Si le premier long-métrage de Gilroy donne de puissants frissons dans le dos, c’est en grande partie grâce à l’extraordinaire partition que livre Jake Gyllenhaal. L’acteur américain saisit avec une justesse désarmante la folie qui habite son personnage. Non seulement ses yeux exorbitants fichent la trouille, mais son rire démoniaque déstabilise. Malgré la psychologie instable et terrifiante de Lou, Gyllenhaal affiche une sincère vulnérabilité qui humanise l’incompréhensible ténacité de son personnage à croire que ce qu’il fait est valable. Vraiment, il faut le faire. Chapeau! Dans le rôle de Nina, Rene Russo incarne avec aplomb une femme forte prête à toutes les bassesses pour accomplir son boulot. L’étrange attirance qu’elle ressent envers les avances insistantes de Lou donne lieu à des répliques étonnamment amusantes et perturbantes. Russo et Gyllenhaal partage une chimie singulière qui fonctionne à tous les niveaux.

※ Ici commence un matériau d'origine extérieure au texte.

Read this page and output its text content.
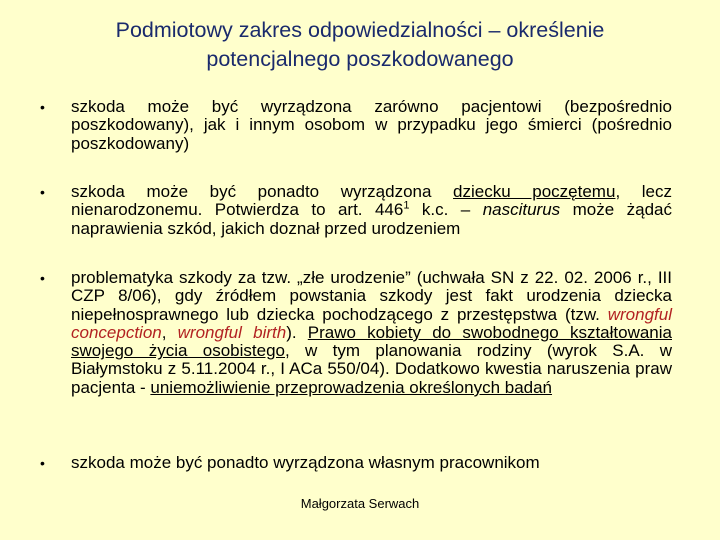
Podmiotowy zakres odpowiedzialności – określenie
potencjalnego poszkodowanego
•	szkoda może być wyrządzona zarówno pacjentowi (bezpośrednio poszkodowany), jak i innym osobom w przypadku jego śmierci (pośrednio poszkodowany)
•	szkoda może być ponadto wyrządzona dziecku poczętemu, lecz nienarodzonemu. Potwierdza to art. $446^1$ k.c. – nasciturus może żądać naprawienia szkód, jakich doznał przed urodzeniem
•	problematyka szkody za tzw. „złe urodzenie” (uchwała SN z 22. 02. 2006 r., III CZP 8/06), gdy źródłem powstania szkody jest fakt urodzenia dziecka niepełnosprawnego lub dziecka pochodzącego z przestępstwa (tzw. wrongful concepction, wrongful birth). Prawo kobiety do swobodnego kształtowania swojego życia osobistego, w tym planowania rodziny (wyrok S.A. w Białymstoku z 5.11.2004 r., I ACa 550/04). Dodatkowo kwestia naruszenia praw pacjenta - uniemożliwienie przeprowadzenia określonych badań
•	szkoda może być ponadto wyrządzona własnym pracownikom
Małgorzata Serwach
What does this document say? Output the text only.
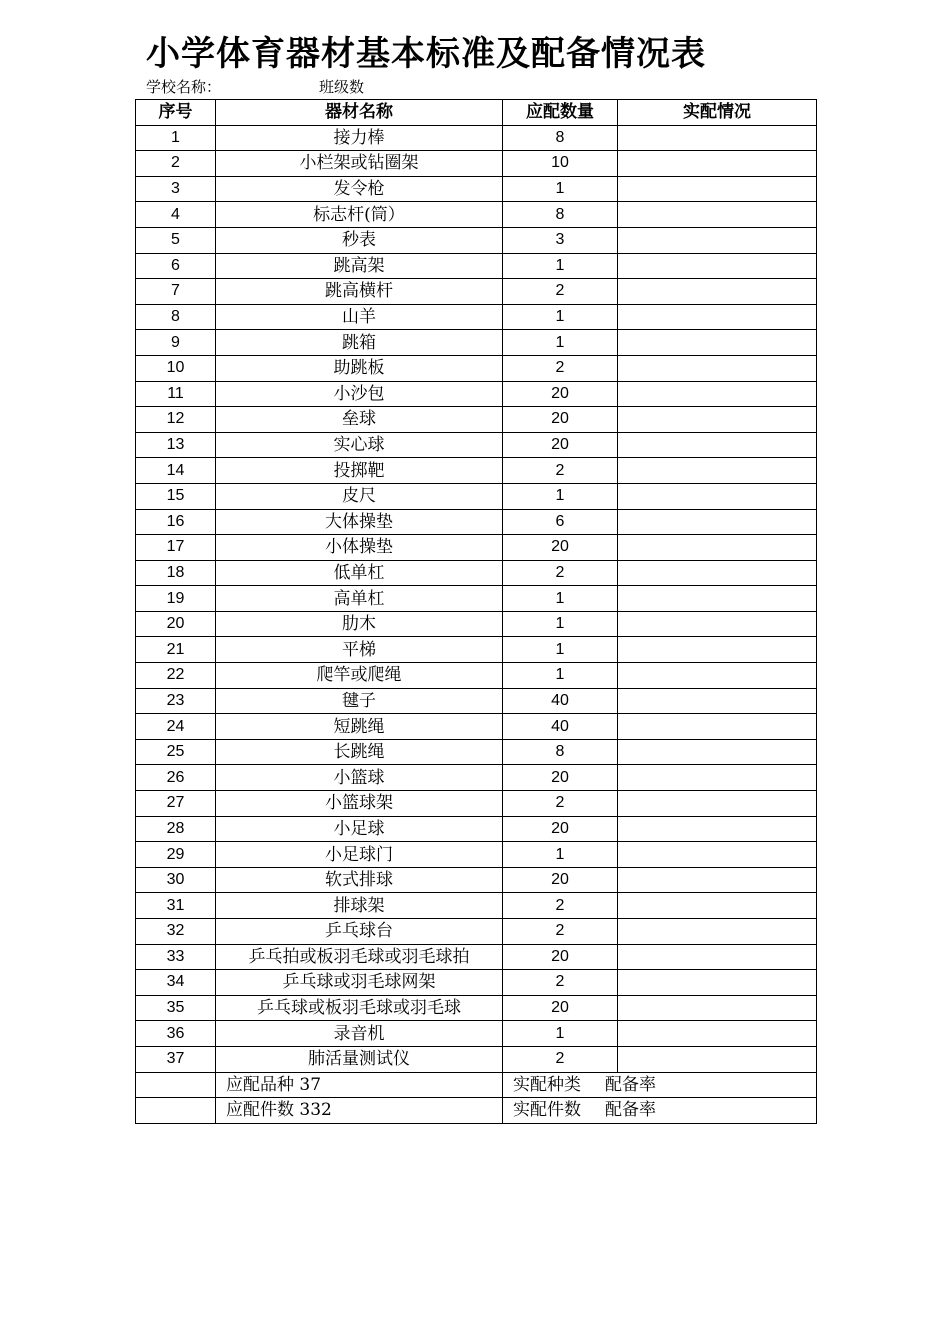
小学体育器材基本标准及配备情况表
学校名称：	班级数
序号	器材名称	应配数量	实配情况
1	接力棒	8	
2	小栏架或钻圈架	10	
3	发令枪	1	
4	标志杆(筒）	8	
5	秒表	3	
6	跳高架	1	
7	跳高横杆	2	
8	山羊	1	
9	跳箱	1	
10	助跳板	2	
11	小沙包	20	
12	垒球	20	
13	实心球	20	
14	投掷靶	2	
15	皮尺	1	
16	大体操垫	6	
17	小体操垫	20	
18	低单杠	2	
19	高单杠	1	
20	肋木	1	
21	平梯	1	
22	爬竿或爬绳	1	
23	毽子	40	
24	短跳绳	40	
25	长跳绳	8	
26	小篮球	20	
27	小篮球架	2	
28	小足球	20	
29	小足球门	1	
30	软式排球	20	
31	排球架	2	
32	乒乓球台	2	
33	乒乓拍或板羽毛球或羽毛球拍	20	
34	乒乓球或羽毛球网架	2	
35	乒乓球或板羽毛球或羽毛球	20	
36	录音机	1	
37	肺活量测试仪	2	
	应配品种 37	实配种类 配备率	
	应配件数 332	实配件数 配备率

En bout de ligne, on ressort de Nightcrawler complètement secoué, ébloui par la performance ahurissante de Jake Gyllenhaal, satisfait par les scènes d’action trépidantes et frustré de s’être attendu à un film sensationnaliste alors qu’il dénonce avec brio le manque de censure et de moralité caractérisant une génération tristement définie par l’insatiable besoin de tout voir en premier et tout de suite.
Ce film est disponible en DVD depuis le 10 février 2015.